KOTA KINABALU: Sabah health authorities have detected that cases of hand, foot and mouth disease (HFMD) have shown signs of slowing down from last week.

This is after the state recorded 528 cases in the 22nd epidemiological week from May 29 to June 4, compared to 725 cases in the previous corresponding week.

Sabah health director Datuk Dr Rose Nani Mudin said this represented a drop of 27.17% in cases, adding the state has recorded a cumulative 4,604 HFMD cases up to the 22nd epidemiological week.

From the cumulative cases, she said, 4,224, or 91%, involved children aged six and below.

She said that through enterovirus surveillance by the department, it was detected that 57 out of the 267 samples tested were found to be positive for HFMD.

The 57 samples comprised 39 pan-enterovirus positive samples and 18 Coxsackie A16 positive samples.

“These two viruses caused the disease to spread within the community in Sabah,” Dr Rose said in a statement here on Friday (June 10).

She said Tawau recorded the highest cumulative cases at 715, followed by Sandakan (615), Papar (470), Lahad Datu (428) and Kota Belud (399).

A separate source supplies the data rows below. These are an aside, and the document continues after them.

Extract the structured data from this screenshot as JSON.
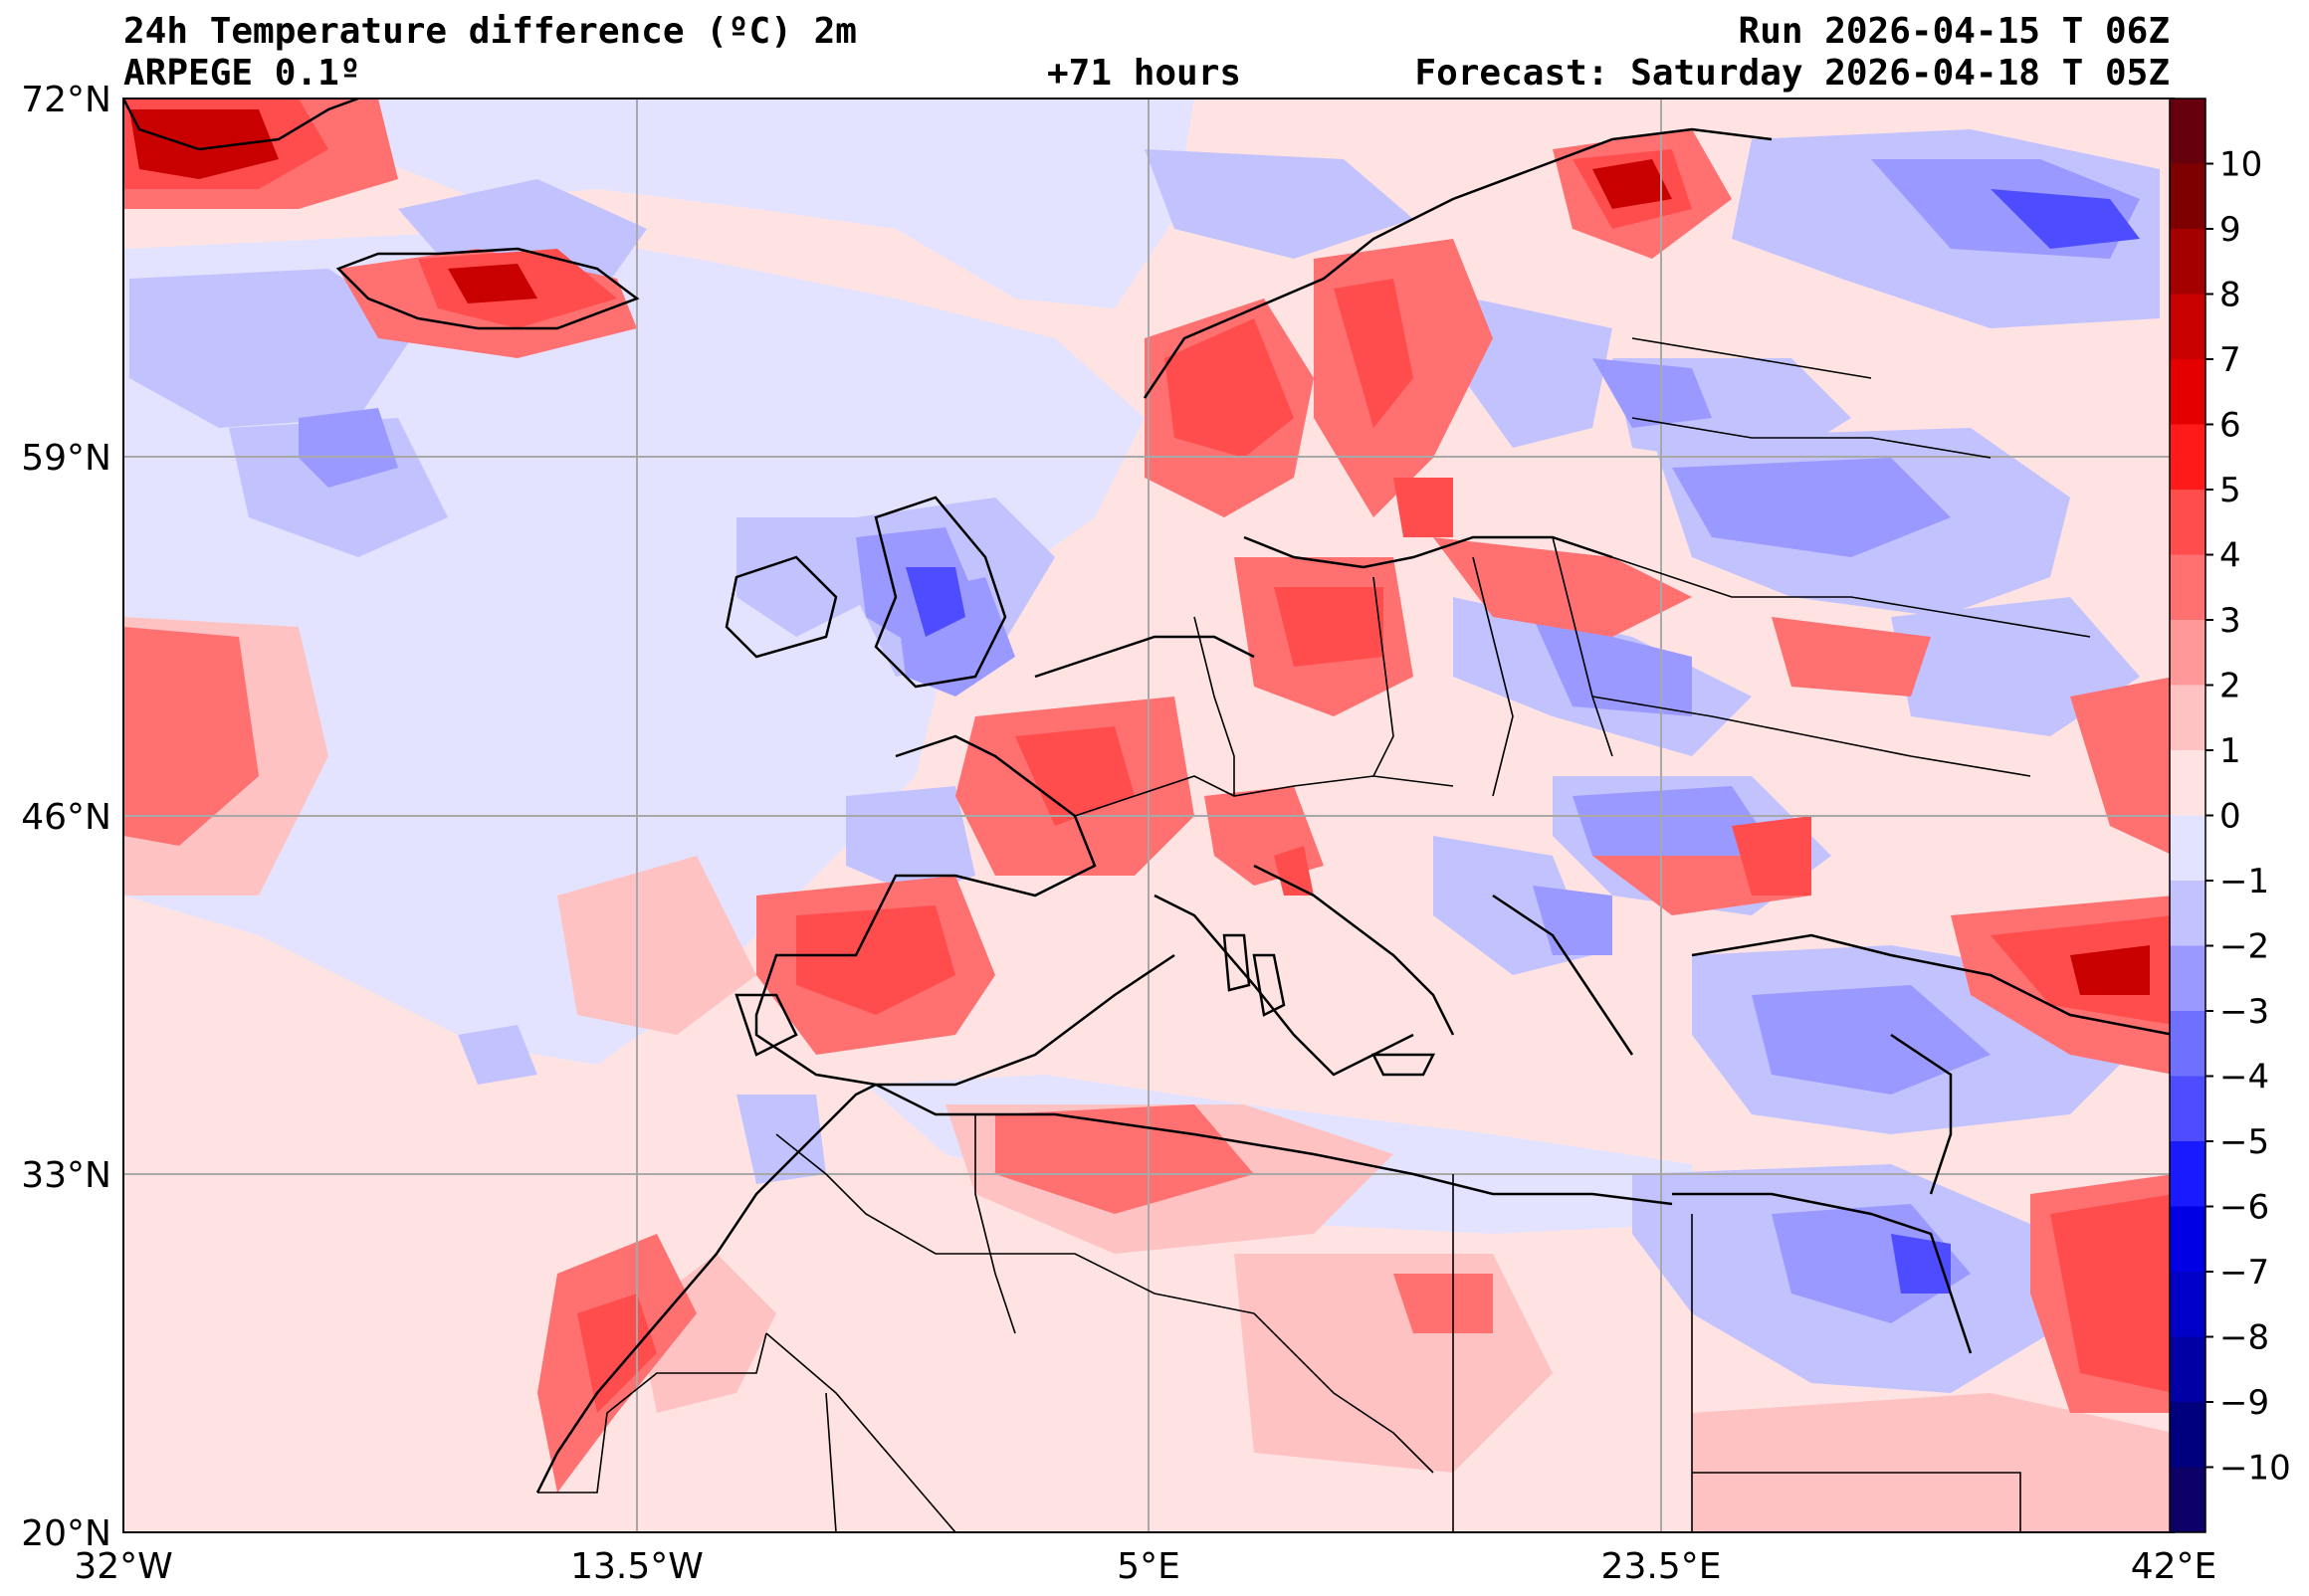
{
  "header": {
    "title": "24h Temperature difference (ºC) 2m",
    "model": "ARPEGE 0.1º",
    "lead_time": "+71 hours",
    "run": "Run 2026-04-15 T 06Z",
    "forecast": "Forecast: Saturday 2026-04-18 T 05Z"
  },
  "axes": {
    "lat_labels": [
      "72°N",
      "59°N",
      "46°N",
      "33°N",
      "20°N"
    ],
    "lon_labels": [
      "32°W",
      "13.5°W",
      "5°E",
      "23.5°E",
      "42°E"
    ]
  },
  "colorbar": {
    "tick_labels": [
      "10",
      "9",
      "8",
      "7",
      "6",
      "5",
      "4",
      "3",
      "2",
      "1",
      "0",
      "−1",
      "−2",
      "−3",
      "−4",
      "−5",
      "−6",
      "−7",
      "−8",
      "−9",
      "−10"
    ],
    "colors": [
      "#67000d",
      "#7f0000",
      "#a50000",
      "#c80000",
      "#e50000",
      "#ff1a1a",
      "#ff4d4d",
      "#ff7070",
      "#ff9999",
      "#ffc2c2",
      "#ffe3e3",
      "#e3e3ff",
      "#c2c2ff",
      "#9999ff",
      "#7070ff",
      "#4d4dff",
      "#1a1aff",
      "#0000e5",
      "#0000c8",
      "#0000a5",
      "#00007f",
      "#0d0067"
    ]
  },
  "map": {
    "background_color": "#ffe3e3",
    "ocean_color": "#e3e3ff",
    "border_color": "#000000",
    "grid_color": "#a8a8a8"
  }
}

“No deaths have been reported so far in Sabah, with most of the infections occurring at private residences or early education centres.

“The disease is still under control in the state,” she said, adding the Sabah Health Department were still conducting town hall meetings with taska (childcare centre) operators from time to time.

Dr Rose also said the state health authorities have disinfected 6,980 out of the 7,568 premises inspected statewide.

She said 44 premises were initially closed under the Prevention and Control of Diseases Act 1988 (Act 342), with 35 being reopened later.

“All early education operators are reminded to practise gate keeping measures in order to detect children with symptoms of contagious diseases including HFMD at the entry points into their premises.

“The management of these centres must be alert and ensure those with symptoms like fever, rashes and diarrhoea, among others, are not allowed to enter the schools,” she said.

Dr Rose also urged the centres to advise parents whose children are infected to send the pupils to health facilities as well as isolating them in another room away from other children.

“Parents are also reminded not to bring their children to high-risk infection places,” she said.